5. Name local factors that influence wound healing?
a. Mechanical injury.
b. Infection.
c. Edema.
d. Ischemia/necrotic tissue.
e. Topical agents.
f. Ionizing radiation.
g. Low oxygen tension.
h. Foreign bodies.
6. Name some general principals in the management of clean wound?
a. Moist environment (avoid desiccation).
b. Oxygen delivery: optimal fluids, no smoking, pain control, arterial reconstruction,
c. supplemental oxygen.
d. Avoid edema: leg elevation, compression
e. Remove necrotic tissue,.
7. What are the general factors that influence wound healing:
a. Age.
b. Nutrition.
c. Metabolic diseases.
d. Trauma.
e. Immunosuppression. Steroid use is a well known inhibitor of wound healing. There is data that suggests the effects of steroids can be reversed by the application of Vitamin A.
f. Connective tissue disorders.
g. Smoking.
8. What is a contaminated wound:
a. Fresh, traumatic wound.
b. Gross spillage of gastrointestinal contents in the abdomen.
c. Mayor break in sterile technique.
d. Incision through an inflammed tissue.
It is generally not advisable to primarily close contaminated wounds. One option for their management is the delayed primary closure, in which the wound is dressed open with an occlusive dressing and then closed in 3-5 days if there is no sign of invasive infection. Otherwise tertiary closure, debride and irrigate wound and initiate dressing changes with antibacterial cream until bacterial count is less than 105 / g tissue then proceed with closure. (ACS Surgery 2006)
9. How does one manage the contaminated chronic wounds:
The first principle in managing chronic wounds is to diagnose and treat any underlying circulatory disease. The second principle is never to allow open wounds to dry (ie, use moist dressings). Moist dressings may also relieve pain. A third principle is to control any infection with systemic antibiotics. Topical barriers to infection are useful but not always necessary. A fourth principle is to recognize that chronically scarred tissue is usually poorly perfused. Debridement of unhealthy tissue, often followed by skin grafting, may be required for healing.
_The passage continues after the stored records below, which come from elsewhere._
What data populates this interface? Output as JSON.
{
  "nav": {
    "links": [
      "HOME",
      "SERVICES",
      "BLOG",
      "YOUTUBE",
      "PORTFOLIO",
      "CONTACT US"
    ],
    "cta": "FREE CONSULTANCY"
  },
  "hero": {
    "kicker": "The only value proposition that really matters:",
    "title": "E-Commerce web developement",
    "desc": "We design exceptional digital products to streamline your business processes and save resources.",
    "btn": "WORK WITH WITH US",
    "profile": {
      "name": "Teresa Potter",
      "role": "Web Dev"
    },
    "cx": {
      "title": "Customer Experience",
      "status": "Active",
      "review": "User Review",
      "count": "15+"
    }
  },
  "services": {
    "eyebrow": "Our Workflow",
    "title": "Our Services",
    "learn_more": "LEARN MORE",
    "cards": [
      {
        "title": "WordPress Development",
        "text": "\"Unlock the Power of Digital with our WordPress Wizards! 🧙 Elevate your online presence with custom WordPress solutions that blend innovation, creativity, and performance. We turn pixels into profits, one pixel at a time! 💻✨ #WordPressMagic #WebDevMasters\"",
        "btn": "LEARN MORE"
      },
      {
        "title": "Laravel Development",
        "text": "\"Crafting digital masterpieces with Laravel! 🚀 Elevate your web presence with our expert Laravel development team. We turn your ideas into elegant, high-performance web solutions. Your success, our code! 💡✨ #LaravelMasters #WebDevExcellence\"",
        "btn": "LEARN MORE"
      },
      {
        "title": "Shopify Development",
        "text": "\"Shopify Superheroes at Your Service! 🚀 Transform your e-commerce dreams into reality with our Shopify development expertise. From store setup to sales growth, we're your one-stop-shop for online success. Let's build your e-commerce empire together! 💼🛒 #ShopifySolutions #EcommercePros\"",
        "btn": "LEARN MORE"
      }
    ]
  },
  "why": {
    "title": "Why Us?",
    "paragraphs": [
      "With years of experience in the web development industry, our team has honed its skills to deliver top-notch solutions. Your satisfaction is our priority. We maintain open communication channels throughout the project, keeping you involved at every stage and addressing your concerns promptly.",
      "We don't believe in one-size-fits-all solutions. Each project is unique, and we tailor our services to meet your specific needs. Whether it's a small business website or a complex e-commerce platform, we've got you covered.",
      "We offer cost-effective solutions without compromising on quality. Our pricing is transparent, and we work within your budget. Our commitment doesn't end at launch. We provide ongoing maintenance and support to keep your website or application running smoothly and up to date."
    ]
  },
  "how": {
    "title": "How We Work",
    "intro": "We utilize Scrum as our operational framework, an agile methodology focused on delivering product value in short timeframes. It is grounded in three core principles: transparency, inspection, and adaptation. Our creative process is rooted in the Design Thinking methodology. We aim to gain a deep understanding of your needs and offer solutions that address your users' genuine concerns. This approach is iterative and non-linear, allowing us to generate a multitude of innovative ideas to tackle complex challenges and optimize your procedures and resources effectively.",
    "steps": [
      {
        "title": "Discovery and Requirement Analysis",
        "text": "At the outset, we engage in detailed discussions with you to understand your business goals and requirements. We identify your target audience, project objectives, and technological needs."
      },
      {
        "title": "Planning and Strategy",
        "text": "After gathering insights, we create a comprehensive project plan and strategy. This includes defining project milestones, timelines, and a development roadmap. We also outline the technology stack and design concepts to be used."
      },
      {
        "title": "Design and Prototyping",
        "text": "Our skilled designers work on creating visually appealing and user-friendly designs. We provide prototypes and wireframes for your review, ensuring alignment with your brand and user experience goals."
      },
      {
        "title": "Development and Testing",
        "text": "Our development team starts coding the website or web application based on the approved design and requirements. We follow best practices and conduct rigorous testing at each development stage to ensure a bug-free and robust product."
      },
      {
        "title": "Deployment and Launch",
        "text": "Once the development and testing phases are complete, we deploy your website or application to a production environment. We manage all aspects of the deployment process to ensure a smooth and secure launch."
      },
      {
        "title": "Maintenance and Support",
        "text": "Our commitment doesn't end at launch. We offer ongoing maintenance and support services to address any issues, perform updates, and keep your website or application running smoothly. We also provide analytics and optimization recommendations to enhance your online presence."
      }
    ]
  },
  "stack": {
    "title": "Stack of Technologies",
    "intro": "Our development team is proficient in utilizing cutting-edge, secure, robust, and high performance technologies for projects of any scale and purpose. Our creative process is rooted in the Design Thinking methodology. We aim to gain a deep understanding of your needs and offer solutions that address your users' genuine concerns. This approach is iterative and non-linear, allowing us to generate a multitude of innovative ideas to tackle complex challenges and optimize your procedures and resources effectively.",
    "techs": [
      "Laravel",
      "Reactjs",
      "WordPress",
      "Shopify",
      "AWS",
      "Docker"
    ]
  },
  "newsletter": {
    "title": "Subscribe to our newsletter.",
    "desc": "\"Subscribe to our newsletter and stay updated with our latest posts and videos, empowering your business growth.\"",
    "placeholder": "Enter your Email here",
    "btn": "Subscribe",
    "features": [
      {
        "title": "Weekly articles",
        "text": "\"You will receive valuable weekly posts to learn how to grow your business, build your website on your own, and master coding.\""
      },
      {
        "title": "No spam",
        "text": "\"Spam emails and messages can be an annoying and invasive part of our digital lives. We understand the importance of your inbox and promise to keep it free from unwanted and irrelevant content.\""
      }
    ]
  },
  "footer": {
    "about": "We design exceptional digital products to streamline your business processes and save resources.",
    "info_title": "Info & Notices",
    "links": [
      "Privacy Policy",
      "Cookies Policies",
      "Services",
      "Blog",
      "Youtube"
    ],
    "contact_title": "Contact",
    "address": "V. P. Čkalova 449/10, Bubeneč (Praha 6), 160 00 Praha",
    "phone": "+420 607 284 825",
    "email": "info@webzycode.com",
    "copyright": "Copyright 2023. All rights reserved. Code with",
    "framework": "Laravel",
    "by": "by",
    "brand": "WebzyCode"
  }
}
A fifth principle is to reduce autonomic vasoconstriction by means of warmth, moisture, pain relief, or pharmacologic vasodilation medications. The use of various wound preparations may be helpful in this situation
10. What are fibroblasts?
Fibroblasts are mesenchymal cells that secrete the collagen and proteoglycans of the connective tissue matrix that weld wound edges together. They assume high-molecular-weight polymeric forms and become the physical basis of wound strength.
11. Name some of the newer advances in wound dressings.
Some novel approaches to wound management have been developed since the latter part of the 1990s. One such approach involves the use of skin substitutes, such as Alloderm, Integra, and Apligraf. Alloderm and Integra contain only dermal elements, whereas Apligraf and others contain cellular components, including epithelium. The cellular elements most likely do not remain in the wound for long, but they are thought to provide cytokines that may stimulate the healing process in the short term. Hydrocolloids and negative pressure dressings, such as the wound VAC are other slick techniques that may improve wound healing.